Q: My three-year-old goes to daycare, where teachers wear masks but kids under five do not. One of her classmates’ parents asked if we wanted to have a playdate. Since the kids are already together unmasked at daycare every day, can we assume they’re in our “bubble” and do this, or is there increased risk with parents being there, too?

A: If possible, I encourage you to have this playdate in a way that allows you to keep your distance from the other child’s parents, such as outdoors. It’s true that the kids are in the same bubble, or germosphere as I like to call it, and you are both in your own children’s bubbles too.

However, what we know about the SARS-CoV-2 virus so far suggests that young children are less likely to get symptomatic COVID and are also less effective at transmitting COVID than are older children and adults. So even if your kids are sharing germs at school, there’s at least some chance that COVID in one of your households would not automatically be transmitted through the whole classroom bubble.

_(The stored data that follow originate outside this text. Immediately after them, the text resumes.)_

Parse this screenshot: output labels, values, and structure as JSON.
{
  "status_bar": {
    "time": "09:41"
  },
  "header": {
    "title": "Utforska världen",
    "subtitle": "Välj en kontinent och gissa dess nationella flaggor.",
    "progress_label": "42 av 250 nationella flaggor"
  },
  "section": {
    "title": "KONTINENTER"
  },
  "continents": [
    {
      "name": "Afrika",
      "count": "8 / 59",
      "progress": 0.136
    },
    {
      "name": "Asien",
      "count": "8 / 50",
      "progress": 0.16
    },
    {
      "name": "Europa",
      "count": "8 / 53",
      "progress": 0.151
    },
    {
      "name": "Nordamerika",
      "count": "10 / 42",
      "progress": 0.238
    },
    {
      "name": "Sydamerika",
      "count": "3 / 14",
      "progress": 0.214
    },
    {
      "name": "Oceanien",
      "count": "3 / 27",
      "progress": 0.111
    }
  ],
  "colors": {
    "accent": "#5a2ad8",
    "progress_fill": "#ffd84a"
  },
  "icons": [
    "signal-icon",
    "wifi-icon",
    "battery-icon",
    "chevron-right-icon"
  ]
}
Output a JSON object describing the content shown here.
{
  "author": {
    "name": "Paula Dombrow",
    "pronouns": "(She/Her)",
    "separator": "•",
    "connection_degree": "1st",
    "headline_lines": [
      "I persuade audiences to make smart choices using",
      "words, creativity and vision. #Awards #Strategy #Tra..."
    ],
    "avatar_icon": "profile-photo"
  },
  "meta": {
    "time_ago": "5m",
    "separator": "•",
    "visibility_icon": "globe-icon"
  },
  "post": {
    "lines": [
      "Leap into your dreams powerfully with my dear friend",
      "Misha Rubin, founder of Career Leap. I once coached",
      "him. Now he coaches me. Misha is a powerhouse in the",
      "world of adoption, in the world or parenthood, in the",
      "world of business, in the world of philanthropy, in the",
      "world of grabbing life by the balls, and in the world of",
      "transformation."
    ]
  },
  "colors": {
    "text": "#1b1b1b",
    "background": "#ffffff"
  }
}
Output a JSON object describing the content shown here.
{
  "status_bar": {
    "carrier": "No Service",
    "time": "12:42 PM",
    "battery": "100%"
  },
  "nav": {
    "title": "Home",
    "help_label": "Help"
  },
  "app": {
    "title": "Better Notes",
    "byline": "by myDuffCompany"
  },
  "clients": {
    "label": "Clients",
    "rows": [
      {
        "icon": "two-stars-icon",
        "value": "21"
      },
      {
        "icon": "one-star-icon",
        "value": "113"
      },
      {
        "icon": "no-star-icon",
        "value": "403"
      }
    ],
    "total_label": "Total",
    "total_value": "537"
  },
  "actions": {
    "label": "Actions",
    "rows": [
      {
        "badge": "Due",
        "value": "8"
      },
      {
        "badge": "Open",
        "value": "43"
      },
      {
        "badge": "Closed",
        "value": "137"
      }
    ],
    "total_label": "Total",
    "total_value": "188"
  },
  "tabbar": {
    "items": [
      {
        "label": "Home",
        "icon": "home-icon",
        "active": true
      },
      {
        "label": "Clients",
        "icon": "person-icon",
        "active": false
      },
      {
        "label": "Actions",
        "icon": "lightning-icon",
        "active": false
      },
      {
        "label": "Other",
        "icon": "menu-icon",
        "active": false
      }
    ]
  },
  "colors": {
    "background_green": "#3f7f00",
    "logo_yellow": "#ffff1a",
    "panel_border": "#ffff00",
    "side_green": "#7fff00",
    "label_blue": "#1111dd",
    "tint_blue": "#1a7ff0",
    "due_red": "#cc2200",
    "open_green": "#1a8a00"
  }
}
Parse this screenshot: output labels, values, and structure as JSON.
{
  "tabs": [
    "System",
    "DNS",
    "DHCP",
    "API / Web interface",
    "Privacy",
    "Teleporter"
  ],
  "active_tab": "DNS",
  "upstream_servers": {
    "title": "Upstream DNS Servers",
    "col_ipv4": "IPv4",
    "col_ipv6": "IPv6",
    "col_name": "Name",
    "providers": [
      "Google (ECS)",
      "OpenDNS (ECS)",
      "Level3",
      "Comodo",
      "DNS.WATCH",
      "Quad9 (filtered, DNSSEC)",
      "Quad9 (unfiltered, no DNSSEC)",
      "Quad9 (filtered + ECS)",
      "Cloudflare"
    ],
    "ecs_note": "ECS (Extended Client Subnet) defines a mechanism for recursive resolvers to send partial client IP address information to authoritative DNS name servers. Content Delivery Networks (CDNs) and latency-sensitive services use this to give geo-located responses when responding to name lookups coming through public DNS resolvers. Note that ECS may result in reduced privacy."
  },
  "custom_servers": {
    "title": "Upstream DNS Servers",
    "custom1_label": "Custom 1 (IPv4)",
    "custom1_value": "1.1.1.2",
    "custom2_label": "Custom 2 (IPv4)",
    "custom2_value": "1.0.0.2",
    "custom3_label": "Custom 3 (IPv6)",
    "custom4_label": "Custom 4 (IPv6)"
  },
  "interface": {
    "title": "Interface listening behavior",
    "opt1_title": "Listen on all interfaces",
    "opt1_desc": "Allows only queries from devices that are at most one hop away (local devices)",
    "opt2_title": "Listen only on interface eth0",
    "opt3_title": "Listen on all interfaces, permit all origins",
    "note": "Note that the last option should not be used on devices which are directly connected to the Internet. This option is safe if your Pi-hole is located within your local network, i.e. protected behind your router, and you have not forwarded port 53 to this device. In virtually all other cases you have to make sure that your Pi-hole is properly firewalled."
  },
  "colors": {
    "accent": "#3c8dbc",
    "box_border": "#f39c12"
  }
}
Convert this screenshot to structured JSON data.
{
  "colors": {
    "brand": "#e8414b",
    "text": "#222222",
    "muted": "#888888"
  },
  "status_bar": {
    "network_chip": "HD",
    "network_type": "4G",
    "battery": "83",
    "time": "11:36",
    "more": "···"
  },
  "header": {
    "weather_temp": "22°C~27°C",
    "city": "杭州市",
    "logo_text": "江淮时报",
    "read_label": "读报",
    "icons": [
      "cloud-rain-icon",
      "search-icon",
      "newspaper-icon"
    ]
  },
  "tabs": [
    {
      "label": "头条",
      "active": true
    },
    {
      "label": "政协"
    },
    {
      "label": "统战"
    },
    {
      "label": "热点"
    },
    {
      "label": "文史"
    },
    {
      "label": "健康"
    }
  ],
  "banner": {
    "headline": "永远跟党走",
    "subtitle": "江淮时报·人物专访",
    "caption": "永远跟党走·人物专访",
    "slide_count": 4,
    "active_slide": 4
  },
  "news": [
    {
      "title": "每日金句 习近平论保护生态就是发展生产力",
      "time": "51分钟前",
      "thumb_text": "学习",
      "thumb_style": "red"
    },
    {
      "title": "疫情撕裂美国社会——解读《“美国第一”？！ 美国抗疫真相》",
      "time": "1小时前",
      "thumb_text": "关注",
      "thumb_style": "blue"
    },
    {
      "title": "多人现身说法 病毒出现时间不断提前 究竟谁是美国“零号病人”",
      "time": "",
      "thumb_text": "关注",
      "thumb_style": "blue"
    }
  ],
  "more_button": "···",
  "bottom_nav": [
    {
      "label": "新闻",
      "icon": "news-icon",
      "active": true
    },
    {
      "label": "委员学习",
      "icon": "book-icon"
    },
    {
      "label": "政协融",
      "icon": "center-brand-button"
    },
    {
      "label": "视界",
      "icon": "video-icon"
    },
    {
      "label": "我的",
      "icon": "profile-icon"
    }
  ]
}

That means fully combining your bubbles — for the adults, and any older kids — would increase the likelihood of COVID jumping from one household to the other.

– Malia Jones, Assistant Scientist at the Applied Population Laboratory, College of Agricultural and Life Sciences

Editor’s Note: this response was written before Governor Tony Evers issued Executive Order #94, which includes new measures to combat the spread of COVID-19, including recommendations of limiting trips outside of home for essential needs.